Delmas R, Garfield J et al. (2007). Assessing students’ conceptual understanding after a first course in statistics. Statistics Education Research Journal, 6(2), 28-58

Abstract: “This paper describes the development of the CAOS test, designed to measure students’ conceptual understanding of important statistical ideas, across three years of revision and testing, content validation, and reliability analysis. Results are reported from a large scale class testing and item responses are compared from pretest to posttest in order to learn more about areas in which students demonstrated improved performance from beginning to end of the course, as well as areas that showed no improvement or decreased performance. Items that showed an increase in students’ misconceptions about particular statistical concepts were also examined. The paper concludes with a discussion of implications for students’ understanding of different statistical topics, followed by suggestions for further research.”   
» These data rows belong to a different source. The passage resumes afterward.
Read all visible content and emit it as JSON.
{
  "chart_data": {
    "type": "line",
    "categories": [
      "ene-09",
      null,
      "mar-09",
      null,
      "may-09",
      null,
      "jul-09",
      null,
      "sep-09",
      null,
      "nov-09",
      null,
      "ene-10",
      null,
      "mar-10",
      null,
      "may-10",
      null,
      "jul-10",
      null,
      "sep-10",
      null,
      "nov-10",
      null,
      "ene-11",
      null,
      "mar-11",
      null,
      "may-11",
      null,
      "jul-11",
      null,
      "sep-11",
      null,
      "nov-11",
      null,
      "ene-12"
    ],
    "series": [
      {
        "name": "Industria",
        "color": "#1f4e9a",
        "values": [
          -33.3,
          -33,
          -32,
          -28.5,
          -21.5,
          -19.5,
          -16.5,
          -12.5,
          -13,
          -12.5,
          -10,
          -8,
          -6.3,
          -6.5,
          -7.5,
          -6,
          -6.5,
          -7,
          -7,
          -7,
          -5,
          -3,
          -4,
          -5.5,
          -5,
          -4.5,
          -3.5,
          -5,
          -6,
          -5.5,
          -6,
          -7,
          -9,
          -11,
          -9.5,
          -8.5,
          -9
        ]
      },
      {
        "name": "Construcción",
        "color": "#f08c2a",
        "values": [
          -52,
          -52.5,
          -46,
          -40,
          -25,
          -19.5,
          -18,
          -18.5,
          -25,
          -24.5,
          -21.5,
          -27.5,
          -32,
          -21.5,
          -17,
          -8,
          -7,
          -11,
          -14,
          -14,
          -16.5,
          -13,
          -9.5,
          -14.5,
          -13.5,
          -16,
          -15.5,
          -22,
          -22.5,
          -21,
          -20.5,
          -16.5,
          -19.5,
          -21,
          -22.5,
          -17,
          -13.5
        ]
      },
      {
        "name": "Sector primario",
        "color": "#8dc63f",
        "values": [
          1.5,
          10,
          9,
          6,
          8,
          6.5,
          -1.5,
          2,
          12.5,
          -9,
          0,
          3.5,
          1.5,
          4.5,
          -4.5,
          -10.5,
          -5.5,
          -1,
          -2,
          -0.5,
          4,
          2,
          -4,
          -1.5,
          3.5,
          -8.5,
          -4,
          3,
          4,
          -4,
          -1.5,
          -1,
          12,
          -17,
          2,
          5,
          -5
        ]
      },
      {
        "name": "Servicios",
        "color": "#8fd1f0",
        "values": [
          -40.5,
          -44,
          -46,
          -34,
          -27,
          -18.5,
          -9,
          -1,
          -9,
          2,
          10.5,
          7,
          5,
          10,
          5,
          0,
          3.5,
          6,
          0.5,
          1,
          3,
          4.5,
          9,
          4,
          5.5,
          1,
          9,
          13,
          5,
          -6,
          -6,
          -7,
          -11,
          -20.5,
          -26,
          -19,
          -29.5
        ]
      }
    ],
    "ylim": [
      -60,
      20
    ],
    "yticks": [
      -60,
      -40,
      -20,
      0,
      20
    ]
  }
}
Garfield JB. (2003). Assessing statistical reasoning. Statistics Education Research Journal, 2(1), 22-38.

Abstract: “This paper begins with a discussion of the nature of statistical reasoning, and then describes the development and validation of the Statistical Reasoning Assessment (SRA), an instrument consisting of 20 multiple-choice items involving probability and statistics concepts. Each item offers several choices of responses, both correct and incorrect, which include statements of reasoning explaining the rationale for a particular choice. Students are instructed to select the response that best matches their own thinking about each problem. The SRA provides 16 scores which indicate the level of students’ correct reasoning in eight different areas and the extent of their incorrect reasoning in eight related areas. Results are presented of a cross-cultural study using the SRA to compare the reasoning of males and females in two countries.”